In Vietnam, our reorganized forces will also attempt to work in the organizations influenced by the Stalinists, naturally including its armed formations. They will grant critical support to the Ho Chi-min regime in its struggle against imperialism, while distinguishing themselves from it on the goal of this struggle and the best means to lead it to victory.

In India, the Trotskyists, conscious of the pre-revolutionary situation which prevails in the country and of the crisis now raging in the Congress Party as well as in the Socialist Party and of the danger potentially presented by Stalinism in the absence of any other effective revolutionary leadership, should very carefully follow the evolution of the situation in the country and should determine to play the role of revolutionary leadership of the masses. This calls for a clear, firm and bold political and organizational orientation.

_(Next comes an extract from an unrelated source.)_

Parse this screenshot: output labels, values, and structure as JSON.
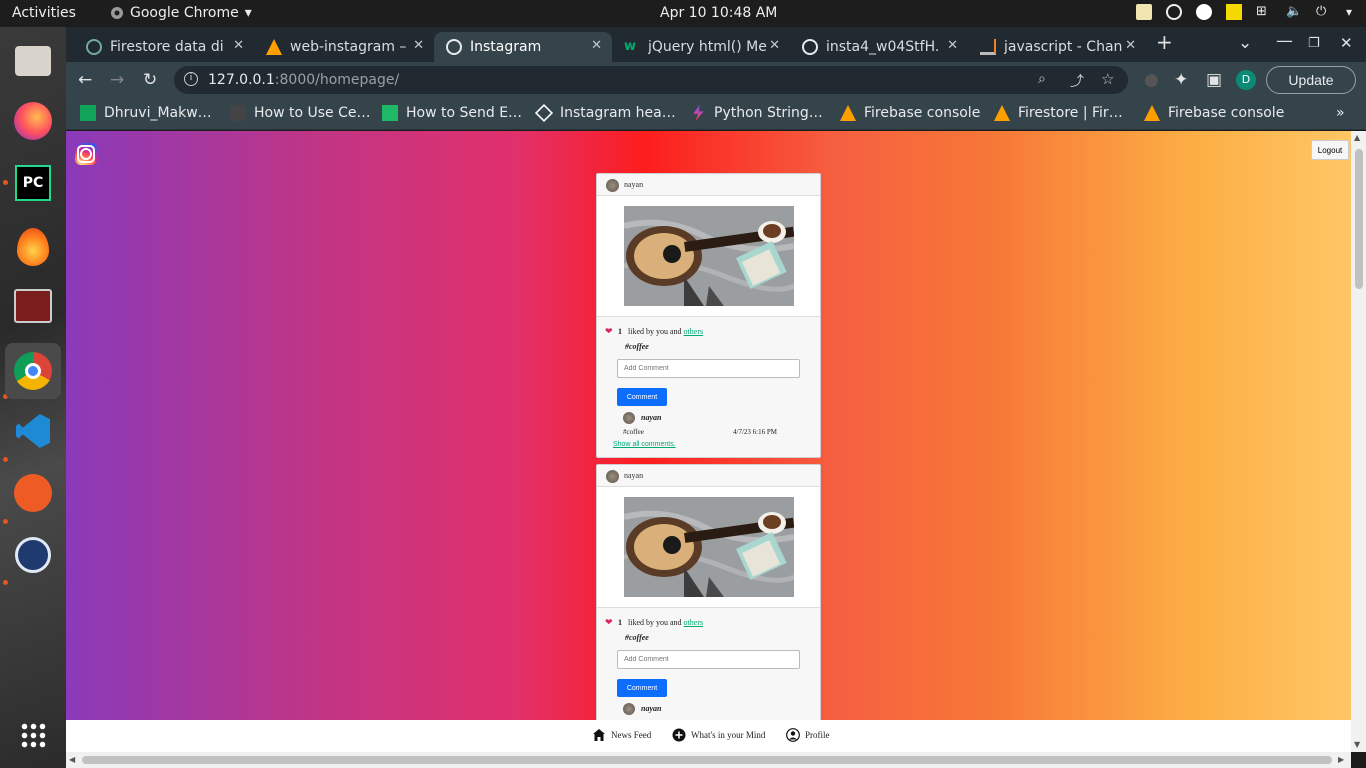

In Ceylon, the constant progress of our forces, which goes hand in hand with the disillusionment and rising discontent of the masses toward the government and the satellite bourgeois parties of British imperialism, opens the perspective for great coming victories. The condition for this victory is that our forces have confidence in the masses, organize and lead their daily struggles, avoid tactical errors especially as concerns our immediate rivalry with the CP and boldly affirm their will to power. The trend in this country can enormously influence the revolutionary process in India, as well as the powerful rise of Trotskyism there.

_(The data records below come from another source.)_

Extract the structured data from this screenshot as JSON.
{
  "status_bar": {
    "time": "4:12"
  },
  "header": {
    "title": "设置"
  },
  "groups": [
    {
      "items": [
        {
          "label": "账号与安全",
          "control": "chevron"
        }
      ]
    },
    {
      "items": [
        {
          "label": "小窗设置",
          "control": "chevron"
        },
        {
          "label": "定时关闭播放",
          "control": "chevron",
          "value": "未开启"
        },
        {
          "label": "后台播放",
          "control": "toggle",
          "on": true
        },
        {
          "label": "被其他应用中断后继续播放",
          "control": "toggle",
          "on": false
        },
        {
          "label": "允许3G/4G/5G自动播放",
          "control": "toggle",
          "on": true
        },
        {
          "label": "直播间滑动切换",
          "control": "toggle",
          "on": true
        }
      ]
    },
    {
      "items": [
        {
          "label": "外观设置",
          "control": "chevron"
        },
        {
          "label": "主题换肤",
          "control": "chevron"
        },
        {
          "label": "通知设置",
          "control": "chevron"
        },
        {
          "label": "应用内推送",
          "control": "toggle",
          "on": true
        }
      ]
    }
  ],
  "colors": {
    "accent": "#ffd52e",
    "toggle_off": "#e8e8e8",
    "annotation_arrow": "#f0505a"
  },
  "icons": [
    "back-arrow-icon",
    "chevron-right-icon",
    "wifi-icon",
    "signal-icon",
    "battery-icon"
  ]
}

In Japan, the Trotskyist forces will integrate themselves into the SP.

In Indonesia, where there is a situation similar in several aspects to that of India, with the considerable difference that the bourgeoisie is not as influential and the organization and spirit of the masses are better, our forces will work for the creation of a consistent Bolshevik tendency within the Partai Murba with the aim of influencing the party as a whole and of avoiding its disruption by Stalinism.

In Israel, the Trotskyists will explore the possibilities of work in Mapam.

In Cyprus, our reorganized forces will try to adopt a more positive attitude toward the national movement of the masses and their right of self-determination. At the same time they will fight against the prevailing illusions regarding the unification they are demanding with Greece by putting forward a program of economic and political demands, by the struggle against war and for self-government.

In the Middle East, our available forces will integrate themselves into the powerful national movement of the masses and will attempt to create a revolutionary tendency within it.